On March 15, 2022, the US Department of Labor’s Office of Federal Contract Compliance Programs (OFCCP) issued a new directive putting federal contractors on notice that it will more closely scrutinize their pay equity audits. Making headlines, the directive states that federal contractors are expected to hand over information about their internal pay analyses when being audited by the office, including documents that are protected by the attorney-client privilege and/or work product doctrine.

Background

Executive Order 11246 requires affirmative action and prohibits federal contractors from discriminating on the basis of race, color, religion, sex, sexual orientation, gender identity, or national origin. Contractors also are prohibited from discriminating against applicants or employees because they inquire about, discuss, or disclose their compensation or that of others.

As part of their affirmative action obligations, supply and service contractors are required to perform an in-depth analysis of their total employment practices to determine whether and where impediments to equal employment opportunity exist. This includes conducting an in-depth analysis of their compensation systems to determine whether there are gender-, race-, or ethnicity-based disparities, as provided in 41 CFR 60-2.17(b)(3).3.

To comply with the regulations, most companies doing business with the federal government  conduct an evaluation of their pay practices for potential gender, race, or ethnicity-based disparities.  Oftentimes, these analyses are performed with the help of outside counsel who provides legal advice regarding, among other things, compliance with the requirements enforced by OFCCP. And, until now, these pay audits have been considered privileged and confidential.

Impact of the new directive

During a compliance evaluation, a supply and service contractor is required to provide OFCCP with compensation data. In addition to requesting additional compensation data, interviews, and employment records, the OFCCP is now making explicit that it may also seek the contractor’s evaluation under § 60-2.17(b)(3), which the OFCCP calls the “pay equity audit.”

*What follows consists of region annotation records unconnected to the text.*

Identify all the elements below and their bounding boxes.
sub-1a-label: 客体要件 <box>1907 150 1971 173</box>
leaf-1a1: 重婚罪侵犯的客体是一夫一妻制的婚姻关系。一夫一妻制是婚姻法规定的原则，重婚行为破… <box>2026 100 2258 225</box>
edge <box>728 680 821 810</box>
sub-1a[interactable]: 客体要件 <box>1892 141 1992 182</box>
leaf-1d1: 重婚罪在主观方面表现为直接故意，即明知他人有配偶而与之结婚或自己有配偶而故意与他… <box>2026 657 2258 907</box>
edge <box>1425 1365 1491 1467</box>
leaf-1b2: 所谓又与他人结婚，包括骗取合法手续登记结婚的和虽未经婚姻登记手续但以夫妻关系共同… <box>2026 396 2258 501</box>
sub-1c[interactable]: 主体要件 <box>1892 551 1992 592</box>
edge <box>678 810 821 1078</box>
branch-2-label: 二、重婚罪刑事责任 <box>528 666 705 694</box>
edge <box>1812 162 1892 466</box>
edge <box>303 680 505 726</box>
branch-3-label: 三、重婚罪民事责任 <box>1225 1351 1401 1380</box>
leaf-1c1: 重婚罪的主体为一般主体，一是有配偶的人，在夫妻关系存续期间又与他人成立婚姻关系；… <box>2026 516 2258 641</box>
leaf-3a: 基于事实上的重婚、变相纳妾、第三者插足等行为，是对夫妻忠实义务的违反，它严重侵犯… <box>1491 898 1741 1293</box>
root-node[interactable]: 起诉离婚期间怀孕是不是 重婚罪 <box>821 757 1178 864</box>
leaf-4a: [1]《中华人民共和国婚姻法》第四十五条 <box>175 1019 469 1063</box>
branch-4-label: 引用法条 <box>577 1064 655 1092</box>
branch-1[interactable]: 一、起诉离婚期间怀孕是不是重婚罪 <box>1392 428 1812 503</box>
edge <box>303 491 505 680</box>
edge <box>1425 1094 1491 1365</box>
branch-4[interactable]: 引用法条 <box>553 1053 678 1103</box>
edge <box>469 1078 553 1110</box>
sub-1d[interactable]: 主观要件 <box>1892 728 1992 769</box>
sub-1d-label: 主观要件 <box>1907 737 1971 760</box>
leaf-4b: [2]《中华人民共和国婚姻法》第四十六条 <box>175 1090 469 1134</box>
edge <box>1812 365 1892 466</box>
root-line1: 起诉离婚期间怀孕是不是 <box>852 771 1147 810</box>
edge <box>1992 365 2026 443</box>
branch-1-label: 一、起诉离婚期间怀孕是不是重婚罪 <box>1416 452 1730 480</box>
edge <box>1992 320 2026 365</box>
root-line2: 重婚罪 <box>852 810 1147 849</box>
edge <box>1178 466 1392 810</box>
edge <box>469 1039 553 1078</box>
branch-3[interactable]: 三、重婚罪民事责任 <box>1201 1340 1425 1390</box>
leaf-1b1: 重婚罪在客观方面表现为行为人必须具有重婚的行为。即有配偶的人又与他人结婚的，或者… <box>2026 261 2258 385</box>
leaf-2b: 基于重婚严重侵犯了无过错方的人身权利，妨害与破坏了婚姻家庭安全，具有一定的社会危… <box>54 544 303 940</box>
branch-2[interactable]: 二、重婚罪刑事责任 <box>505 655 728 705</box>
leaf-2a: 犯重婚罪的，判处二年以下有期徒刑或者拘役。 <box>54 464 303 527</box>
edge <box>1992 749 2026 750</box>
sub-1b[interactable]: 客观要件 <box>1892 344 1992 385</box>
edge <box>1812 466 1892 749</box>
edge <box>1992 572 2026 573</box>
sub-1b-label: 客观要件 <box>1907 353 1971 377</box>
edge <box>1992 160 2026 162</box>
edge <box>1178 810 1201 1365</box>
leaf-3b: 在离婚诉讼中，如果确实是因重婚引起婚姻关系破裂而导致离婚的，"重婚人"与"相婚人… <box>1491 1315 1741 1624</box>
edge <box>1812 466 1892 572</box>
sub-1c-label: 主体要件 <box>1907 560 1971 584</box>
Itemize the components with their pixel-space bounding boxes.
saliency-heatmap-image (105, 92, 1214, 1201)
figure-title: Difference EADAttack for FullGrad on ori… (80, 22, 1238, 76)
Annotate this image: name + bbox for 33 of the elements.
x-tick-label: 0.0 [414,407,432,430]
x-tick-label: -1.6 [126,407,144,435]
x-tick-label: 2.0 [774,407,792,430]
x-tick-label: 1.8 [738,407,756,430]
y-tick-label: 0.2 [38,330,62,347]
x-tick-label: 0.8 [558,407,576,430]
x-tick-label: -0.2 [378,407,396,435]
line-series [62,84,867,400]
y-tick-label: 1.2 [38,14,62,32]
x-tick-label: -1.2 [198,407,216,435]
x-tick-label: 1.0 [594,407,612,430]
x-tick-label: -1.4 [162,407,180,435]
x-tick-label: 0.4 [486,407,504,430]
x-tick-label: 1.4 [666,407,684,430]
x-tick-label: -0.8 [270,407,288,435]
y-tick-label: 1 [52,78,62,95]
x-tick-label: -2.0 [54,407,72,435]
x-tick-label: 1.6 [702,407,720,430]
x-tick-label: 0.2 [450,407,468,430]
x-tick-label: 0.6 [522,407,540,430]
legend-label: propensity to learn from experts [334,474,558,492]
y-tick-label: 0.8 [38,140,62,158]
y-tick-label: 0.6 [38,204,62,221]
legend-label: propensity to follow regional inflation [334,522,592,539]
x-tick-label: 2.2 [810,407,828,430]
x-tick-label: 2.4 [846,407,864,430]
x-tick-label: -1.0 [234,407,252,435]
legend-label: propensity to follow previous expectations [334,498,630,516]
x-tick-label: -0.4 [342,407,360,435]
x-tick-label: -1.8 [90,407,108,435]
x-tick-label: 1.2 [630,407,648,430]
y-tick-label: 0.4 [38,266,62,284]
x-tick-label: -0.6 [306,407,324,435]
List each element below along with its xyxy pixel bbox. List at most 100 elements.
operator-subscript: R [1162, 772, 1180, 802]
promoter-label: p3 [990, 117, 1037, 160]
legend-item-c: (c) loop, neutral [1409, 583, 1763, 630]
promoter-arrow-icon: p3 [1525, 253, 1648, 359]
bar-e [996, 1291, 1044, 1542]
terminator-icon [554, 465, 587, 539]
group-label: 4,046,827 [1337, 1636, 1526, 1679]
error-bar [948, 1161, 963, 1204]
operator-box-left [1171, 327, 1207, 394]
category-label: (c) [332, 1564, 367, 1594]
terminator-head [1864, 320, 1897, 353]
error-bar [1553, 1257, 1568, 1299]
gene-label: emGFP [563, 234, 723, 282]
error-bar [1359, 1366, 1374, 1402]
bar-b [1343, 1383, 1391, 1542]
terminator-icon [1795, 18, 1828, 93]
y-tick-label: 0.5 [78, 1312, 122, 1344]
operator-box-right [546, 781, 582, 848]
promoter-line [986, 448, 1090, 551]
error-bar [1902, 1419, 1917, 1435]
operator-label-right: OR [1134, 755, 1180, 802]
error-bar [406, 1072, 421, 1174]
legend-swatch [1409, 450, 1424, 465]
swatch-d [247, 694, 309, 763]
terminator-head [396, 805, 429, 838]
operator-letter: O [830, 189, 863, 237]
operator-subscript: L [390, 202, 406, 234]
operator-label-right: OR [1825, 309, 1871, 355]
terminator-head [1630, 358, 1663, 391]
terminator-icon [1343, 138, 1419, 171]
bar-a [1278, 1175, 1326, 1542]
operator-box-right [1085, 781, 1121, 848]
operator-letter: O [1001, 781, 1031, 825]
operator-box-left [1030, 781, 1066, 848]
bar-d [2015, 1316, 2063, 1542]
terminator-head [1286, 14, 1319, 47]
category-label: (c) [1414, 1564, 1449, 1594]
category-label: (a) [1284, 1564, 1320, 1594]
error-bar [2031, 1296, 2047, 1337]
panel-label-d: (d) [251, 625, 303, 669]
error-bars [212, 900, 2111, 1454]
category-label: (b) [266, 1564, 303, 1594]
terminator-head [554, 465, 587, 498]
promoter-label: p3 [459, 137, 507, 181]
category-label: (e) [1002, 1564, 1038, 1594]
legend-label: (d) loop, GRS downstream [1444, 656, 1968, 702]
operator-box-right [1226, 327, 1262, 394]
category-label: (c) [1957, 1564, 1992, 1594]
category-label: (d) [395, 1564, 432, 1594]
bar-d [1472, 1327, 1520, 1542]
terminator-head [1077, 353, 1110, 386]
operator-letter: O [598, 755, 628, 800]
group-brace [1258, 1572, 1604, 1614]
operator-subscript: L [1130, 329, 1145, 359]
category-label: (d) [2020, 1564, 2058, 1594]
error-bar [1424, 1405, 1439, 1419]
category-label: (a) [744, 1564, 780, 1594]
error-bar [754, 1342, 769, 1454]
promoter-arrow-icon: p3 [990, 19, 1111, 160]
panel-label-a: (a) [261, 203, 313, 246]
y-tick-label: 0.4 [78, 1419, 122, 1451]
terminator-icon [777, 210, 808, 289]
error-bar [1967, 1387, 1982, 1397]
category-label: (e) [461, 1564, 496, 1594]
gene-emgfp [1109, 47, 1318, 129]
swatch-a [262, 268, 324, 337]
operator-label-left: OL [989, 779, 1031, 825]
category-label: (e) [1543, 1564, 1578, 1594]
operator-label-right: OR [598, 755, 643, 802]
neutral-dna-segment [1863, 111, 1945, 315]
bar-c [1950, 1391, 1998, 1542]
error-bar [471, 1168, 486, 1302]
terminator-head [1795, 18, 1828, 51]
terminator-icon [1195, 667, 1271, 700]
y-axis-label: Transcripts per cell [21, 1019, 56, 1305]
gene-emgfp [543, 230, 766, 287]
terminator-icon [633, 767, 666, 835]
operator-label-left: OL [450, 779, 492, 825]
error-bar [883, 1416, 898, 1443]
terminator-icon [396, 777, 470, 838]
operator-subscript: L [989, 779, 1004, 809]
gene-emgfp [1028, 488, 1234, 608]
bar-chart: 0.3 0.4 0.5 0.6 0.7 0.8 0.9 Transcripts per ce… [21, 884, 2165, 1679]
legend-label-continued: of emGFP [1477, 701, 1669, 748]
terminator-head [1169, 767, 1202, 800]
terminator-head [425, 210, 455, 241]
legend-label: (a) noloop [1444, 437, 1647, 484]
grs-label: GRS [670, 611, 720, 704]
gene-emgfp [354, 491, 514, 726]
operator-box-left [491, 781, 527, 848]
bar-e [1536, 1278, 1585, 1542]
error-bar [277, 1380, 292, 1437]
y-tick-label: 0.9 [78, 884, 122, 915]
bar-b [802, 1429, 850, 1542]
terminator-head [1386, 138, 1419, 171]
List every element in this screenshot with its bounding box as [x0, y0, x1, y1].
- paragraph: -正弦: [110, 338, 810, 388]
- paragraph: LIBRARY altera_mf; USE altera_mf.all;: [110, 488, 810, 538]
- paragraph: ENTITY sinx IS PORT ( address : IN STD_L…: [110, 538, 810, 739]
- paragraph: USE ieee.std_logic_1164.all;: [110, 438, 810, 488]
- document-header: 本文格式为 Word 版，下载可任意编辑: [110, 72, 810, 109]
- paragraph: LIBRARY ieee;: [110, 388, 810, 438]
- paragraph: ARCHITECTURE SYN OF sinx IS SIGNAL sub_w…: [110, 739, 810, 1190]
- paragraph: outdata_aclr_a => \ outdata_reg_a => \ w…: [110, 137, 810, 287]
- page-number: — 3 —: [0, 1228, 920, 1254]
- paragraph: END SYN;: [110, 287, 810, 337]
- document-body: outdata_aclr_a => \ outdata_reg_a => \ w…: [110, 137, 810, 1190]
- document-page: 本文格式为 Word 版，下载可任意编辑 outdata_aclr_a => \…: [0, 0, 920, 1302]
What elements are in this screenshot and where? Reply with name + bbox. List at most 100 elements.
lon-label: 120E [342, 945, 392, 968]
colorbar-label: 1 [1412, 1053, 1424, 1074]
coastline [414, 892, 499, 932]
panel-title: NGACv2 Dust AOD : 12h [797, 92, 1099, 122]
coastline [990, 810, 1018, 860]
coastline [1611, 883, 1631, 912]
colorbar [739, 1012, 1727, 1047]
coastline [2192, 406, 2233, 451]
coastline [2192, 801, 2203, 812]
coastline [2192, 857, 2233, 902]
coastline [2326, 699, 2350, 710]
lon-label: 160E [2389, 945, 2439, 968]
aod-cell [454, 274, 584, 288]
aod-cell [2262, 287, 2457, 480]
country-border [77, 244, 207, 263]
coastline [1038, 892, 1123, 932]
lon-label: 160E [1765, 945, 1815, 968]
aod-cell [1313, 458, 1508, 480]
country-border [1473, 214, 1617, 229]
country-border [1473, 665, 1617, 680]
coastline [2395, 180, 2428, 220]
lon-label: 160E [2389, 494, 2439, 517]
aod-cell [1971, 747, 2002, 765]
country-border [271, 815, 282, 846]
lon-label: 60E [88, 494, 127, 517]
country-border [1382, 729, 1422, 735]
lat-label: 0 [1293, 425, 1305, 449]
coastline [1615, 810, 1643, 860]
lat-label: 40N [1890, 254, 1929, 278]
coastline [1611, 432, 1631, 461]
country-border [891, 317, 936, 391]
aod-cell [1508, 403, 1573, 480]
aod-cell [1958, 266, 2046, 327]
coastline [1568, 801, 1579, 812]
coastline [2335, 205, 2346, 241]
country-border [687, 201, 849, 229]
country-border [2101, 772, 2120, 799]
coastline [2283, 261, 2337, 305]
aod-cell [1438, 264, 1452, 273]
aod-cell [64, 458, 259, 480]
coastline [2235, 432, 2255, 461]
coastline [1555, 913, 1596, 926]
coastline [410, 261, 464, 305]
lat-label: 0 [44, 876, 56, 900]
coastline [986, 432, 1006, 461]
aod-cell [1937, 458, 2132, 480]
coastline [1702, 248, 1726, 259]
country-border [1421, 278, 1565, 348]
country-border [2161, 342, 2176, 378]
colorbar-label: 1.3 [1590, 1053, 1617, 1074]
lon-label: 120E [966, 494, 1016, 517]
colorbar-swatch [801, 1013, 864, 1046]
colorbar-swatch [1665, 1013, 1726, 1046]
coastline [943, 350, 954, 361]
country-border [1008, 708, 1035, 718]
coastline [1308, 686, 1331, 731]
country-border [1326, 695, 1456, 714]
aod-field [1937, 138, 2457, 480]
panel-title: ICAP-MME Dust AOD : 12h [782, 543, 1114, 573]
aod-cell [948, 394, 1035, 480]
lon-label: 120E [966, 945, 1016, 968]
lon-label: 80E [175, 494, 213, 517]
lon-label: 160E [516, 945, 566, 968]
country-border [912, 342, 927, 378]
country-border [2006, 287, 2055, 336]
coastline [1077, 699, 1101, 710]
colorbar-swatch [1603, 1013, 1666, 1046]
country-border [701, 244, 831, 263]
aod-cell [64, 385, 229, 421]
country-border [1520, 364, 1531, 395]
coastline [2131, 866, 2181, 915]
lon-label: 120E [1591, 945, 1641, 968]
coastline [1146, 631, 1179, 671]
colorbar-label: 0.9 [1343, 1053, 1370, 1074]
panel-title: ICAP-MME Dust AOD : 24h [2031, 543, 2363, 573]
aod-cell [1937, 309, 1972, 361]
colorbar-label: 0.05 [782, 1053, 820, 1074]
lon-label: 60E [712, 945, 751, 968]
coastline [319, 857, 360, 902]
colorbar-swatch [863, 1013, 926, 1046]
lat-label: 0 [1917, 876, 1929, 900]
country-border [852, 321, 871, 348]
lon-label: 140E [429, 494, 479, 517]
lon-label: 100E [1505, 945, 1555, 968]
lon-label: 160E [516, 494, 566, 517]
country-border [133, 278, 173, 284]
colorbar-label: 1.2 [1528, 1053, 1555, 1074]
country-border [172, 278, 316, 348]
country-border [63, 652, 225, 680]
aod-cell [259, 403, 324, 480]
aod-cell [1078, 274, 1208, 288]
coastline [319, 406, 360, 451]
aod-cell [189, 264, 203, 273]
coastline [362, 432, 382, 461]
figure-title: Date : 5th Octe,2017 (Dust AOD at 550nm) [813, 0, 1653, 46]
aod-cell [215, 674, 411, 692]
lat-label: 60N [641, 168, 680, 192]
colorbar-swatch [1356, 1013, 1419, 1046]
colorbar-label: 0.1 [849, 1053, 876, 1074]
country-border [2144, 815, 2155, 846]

The OFCCP explains its mandate as follows:

OFCCP has the authority to review the contractor’s pay equity audit conducted pursuant to 2.17(b)(3) to understand the methodology used and verify compliance with this requirement. OFCCP will request that the contractor provide a complete copy of the pay equity audit(s) conducted pursuant to 2.17(b)(3) that shows all pay groupings that were evaluated, any variables used, and the results of the analyses, including any disparities found. For compensation regression or statistical analysis results, OFCCP may request the model statistics (such as b-coefficients, significance tests, R-squared, adjusted R-squared, F-tests, etc.) for all variables or comparisons in the model. OFCCP may also request information relating to the frequency of pay equity audits, the communication to management, and how the results were used to rectify disparities based on gender, race and/or ethnicity.

But what about legal privilege?

The OFCCP takes the position that contractors’ pay equity analyses are not privileged because contractors are legally required to conduct the analyses and to provide records to the OFCCP upon request. 41 C.F.R. § 60-2.10(c). The directive posits that this legal obligation defeats any expectation that the pay equity audit and compliance records prepared with the assistance of counsel would remain confidential.

The directive includes a warning to comply: “[f]ailure to provide the required pay equity audit will be considered by OFCCP as an admission of noncompliance with these regulatory requirements.”

An open question

Interestingly, the directive recognizes that contractors “may conduct a separate pay equity audit for the purpose of obtaining privileged legal advice, and not for demonstrating compliance with OFCCP regulations.” And, “[w]here the contractor has produced to OFCCP an acceptable pay equity audit sufficient to demonstrate compliance with 2.17(b)(3), OFCCP will not require production of these separate pay equity audits, to the extent that the contractor can verify that they were conducted under privilege.” Given this distinction, it will be crucial for contractors distinguish their OFCCP compensation reviews from their privileged pay equity audits. However, it remains an open question as to how the OFCCP will interpret and enforce the differentiation.

Key takeaways

Last year, OFCCP Director Jenny Yang told Bloomberg Law that the OFCCP would prioritize equal pay and workforce diversity efforts. (Previously, Yang held the top role at the Equal Employment Opportunity Commission, where she led the collection of pay data from private employers as a method of addressing systemic gender and racial pay gaps. This initiative was later quashed by the Trump administration.) This directive (the first of Yang’s tenure) is in line with our expectation that we will see heightened pay equity enforcement under the Biden administration, including through OFCCP activities.

Of course, time will tell if the directive is ultimately struck down. We will continue to monitor this development and share updates on The Employer Report.